I read the Texanist column on Texas in the movies [March 2022], and I think you missed the most absurd imagining of Texas: the fifties Disney movie Davy Crockett: King of the Wild Frontier places the eroded canyons of far West Texas on the Arkansas border.
Douglas Laycock, Austin
The Texanist claims that the wonderful television program 9-1-1: Lone Star is “absurd” and that he can take only so much of it. Well, I wonder why he didn’t provide any specifics from the show that he thinks is so out of tune. Unlike most of the Texanist’s offerings, his March column seems to be long on his own verbosity and short on examples.
Pamela Lampson, Corpus Christi
I always thought that J. R. Ewing and the rest of the Dallas cast had the worst fake Texas accents I ever heard. They sounded like they had just arrived in Dallas by way of Georgia.
Beth Banks, Houston
Marfa Meats really is the finest beef I’ve ever had and an amazing operation [“Bred in the Bone,” March 2022]. I’m very lucky to have been there and seen it in person. I’m aware of the sins of the large-scale slaughter industry, and this humane processing of animals is the only way I’ll eat steak in the future. Also, you don’t have to buy a filet or a strip—buy a Denver cut or a flank. It’s all delicious. That’s the difference.
Clark Childers, Marfa
Regarding your story on queso fundido [“Queso’s Older Brother,” March 2022], we were enjoying it at dozens of places in Houston in the eighties, including Jaimalito’s Cantina and the venerated Ninfa’s. Now we make it at home with all sorts of cheese. We don’t even mind resorting to a simple dish of mozzarella and chorizo topped with cotija. (Good salsa is also a must.) Most anything is better than “con queso,” which to us is about as comparable to real queso as frozen pizza is to pizza made in a brick oven in Treviso.
Jim Hofweber, Cypress
Regarding our story “The Shaman Lawyer” [March 2022], we wish to make several clarifications:
• Bill Hurlock is managing partner of the East Coast operations of Mueller Law, not of the entire Austin-based firm.

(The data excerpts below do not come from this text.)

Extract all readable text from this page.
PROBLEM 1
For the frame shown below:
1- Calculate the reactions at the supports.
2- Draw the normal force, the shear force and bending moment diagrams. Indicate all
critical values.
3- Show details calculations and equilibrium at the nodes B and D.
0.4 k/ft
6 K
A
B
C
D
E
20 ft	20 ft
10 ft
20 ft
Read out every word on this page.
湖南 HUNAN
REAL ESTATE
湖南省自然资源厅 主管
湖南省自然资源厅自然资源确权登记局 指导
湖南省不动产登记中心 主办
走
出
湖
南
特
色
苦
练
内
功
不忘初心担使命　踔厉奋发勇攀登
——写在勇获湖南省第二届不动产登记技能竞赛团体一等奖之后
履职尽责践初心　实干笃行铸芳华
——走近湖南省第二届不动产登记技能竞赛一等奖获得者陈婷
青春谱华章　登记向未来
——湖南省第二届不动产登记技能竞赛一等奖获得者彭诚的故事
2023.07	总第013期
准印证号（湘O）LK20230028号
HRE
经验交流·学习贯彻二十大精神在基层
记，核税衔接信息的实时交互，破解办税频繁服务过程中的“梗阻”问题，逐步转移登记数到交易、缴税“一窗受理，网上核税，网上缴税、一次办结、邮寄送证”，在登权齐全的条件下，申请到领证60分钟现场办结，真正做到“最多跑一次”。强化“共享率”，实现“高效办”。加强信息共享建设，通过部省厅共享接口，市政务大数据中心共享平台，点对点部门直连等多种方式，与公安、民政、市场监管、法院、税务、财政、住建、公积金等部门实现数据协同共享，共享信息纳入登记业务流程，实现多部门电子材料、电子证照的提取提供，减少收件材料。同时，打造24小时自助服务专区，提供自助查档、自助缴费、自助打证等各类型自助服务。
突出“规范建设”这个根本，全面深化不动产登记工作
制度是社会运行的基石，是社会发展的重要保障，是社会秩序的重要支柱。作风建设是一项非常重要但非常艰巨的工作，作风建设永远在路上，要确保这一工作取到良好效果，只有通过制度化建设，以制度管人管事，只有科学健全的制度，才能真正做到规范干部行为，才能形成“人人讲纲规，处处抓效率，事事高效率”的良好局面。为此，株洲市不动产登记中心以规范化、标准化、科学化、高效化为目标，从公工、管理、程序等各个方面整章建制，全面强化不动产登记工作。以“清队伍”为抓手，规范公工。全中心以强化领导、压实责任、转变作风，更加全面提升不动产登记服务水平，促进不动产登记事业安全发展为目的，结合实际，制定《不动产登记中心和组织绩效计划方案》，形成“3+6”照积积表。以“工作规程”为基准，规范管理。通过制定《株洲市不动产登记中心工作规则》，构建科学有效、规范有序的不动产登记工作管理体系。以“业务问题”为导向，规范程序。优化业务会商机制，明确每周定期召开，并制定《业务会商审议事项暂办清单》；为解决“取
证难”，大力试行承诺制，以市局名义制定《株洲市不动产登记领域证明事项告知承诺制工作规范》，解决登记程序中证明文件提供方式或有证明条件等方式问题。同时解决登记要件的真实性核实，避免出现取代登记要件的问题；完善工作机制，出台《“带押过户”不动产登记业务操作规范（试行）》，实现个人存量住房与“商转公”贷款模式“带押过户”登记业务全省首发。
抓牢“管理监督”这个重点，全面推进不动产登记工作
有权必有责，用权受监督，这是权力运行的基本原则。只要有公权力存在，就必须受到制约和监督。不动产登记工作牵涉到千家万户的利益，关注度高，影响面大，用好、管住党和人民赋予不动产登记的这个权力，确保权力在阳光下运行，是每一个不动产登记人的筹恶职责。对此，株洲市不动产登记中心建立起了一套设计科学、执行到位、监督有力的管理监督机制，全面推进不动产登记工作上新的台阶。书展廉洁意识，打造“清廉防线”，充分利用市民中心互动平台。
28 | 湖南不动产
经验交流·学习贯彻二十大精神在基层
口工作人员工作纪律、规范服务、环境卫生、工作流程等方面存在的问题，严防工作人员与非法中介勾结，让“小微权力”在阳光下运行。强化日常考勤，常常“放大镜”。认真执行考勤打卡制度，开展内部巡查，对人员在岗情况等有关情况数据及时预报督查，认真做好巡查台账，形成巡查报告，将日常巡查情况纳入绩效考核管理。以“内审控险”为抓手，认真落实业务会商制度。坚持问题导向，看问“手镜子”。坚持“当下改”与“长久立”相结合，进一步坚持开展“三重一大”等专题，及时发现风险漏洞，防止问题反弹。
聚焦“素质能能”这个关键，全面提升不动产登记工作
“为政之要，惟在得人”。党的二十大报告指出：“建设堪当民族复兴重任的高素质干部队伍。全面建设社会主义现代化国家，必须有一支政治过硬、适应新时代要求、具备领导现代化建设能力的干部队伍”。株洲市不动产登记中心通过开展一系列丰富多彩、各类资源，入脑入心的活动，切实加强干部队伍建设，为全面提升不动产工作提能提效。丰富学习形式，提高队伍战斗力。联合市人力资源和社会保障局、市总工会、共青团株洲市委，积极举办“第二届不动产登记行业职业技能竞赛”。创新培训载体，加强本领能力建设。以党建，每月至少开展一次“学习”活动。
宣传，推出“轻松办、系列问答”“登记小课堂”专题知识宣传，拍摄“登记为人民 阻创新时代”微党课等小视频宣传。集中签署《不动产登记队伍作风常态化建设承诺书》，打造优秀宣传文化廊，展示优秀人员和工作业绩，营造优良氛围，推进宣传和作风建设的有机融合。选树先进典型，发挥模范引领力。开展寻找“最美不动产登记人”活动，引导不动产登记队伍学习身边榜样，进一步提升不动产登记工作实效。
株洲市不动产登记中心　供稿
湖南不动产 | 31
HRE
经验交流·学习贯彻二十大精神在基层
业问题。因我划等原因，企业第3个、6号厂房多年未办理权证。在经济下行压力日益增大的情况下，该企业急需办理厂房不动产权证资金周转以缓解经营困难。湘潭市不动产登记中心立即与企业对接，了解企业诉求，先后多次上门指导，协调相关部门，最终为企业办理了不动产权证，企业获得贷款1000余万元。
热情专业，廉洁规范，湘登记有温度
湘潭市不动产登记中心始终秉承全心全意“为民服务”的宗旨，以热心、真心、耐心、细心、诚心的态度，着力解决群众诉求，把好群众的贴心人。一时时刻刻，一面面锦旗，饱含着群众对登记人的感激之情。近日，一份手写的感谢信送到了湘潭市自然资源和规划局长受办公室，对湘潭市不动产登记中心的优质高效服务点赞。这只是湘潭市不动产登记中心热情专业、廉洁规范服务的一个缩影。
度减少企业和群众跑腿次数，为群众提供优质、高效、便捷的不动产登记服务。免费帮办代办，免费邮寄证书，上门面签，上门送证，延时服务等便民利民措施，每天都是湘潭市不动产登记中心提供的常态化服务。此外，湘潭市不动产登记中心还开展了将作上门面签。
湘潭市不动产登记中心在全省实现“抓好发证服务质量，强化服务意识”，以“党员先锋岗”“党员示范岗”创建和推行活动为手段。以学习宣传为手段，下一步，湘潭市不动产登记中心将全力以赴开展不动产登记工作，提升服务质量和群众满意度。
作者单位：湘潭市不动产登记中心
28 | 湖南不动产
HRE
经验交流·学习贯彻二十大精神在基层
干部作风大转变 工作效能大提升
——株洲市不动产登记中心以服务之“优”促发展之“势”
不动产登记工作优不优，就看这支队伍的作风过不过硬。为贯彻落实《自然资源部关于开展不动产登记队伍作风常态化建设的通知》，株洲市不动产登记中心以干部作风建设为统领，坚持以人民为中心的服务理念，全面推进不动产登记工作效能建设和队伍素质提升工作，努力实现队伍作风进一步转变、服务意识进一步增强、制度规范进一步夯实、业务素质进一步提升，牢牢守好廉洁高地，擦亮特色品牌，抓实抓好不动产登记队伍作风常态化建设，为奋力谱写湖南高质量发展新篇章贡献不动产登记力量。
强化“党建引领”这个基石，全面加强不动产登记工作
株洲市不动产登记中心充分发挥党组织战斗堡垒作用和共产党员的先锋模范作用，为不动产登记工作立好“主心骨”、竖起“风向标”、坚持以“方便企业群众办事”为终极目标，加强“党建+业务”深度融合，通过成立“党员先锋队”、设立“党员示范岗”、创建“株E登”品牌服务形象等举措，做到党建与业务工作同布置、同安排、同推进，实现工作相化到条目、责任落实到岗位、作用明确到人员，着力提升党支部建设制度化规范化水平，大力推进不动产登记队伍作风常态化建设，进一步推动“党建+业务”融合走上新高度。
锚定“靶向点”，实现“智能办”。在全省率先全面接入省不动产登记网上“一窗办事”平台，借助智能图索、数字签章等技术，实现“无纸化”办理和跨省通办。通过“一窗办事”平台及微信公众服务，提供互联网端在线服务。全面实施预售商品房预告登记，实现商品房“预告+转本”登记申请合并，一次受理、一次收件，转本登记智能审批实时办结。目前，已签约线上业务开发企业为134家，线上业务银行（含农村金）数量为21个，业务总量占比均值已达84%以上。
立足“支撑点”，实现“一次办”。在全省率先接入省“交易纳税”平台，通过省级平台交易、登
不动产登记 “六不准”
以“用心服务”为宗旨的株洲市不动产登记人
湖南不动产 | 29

• Our story’s description of the social activities that representatives of Mueller Law engaged in during a legal conference in New Orleans was not intended to suggest that every person affiliated with the firm participated in all of the activities. Hurlock says his interactions with the group were limited to two dinners, which he says were not “boozy,” and a brief visit to a nightclub.
• Hurlock and Mark Mueller did not spend an entire afternoon discussing the women who would be joining them at dinner but rather texted and spoke during part of the afternoon about which friends and colleagues, male and female, would be attending a client dinner that evening.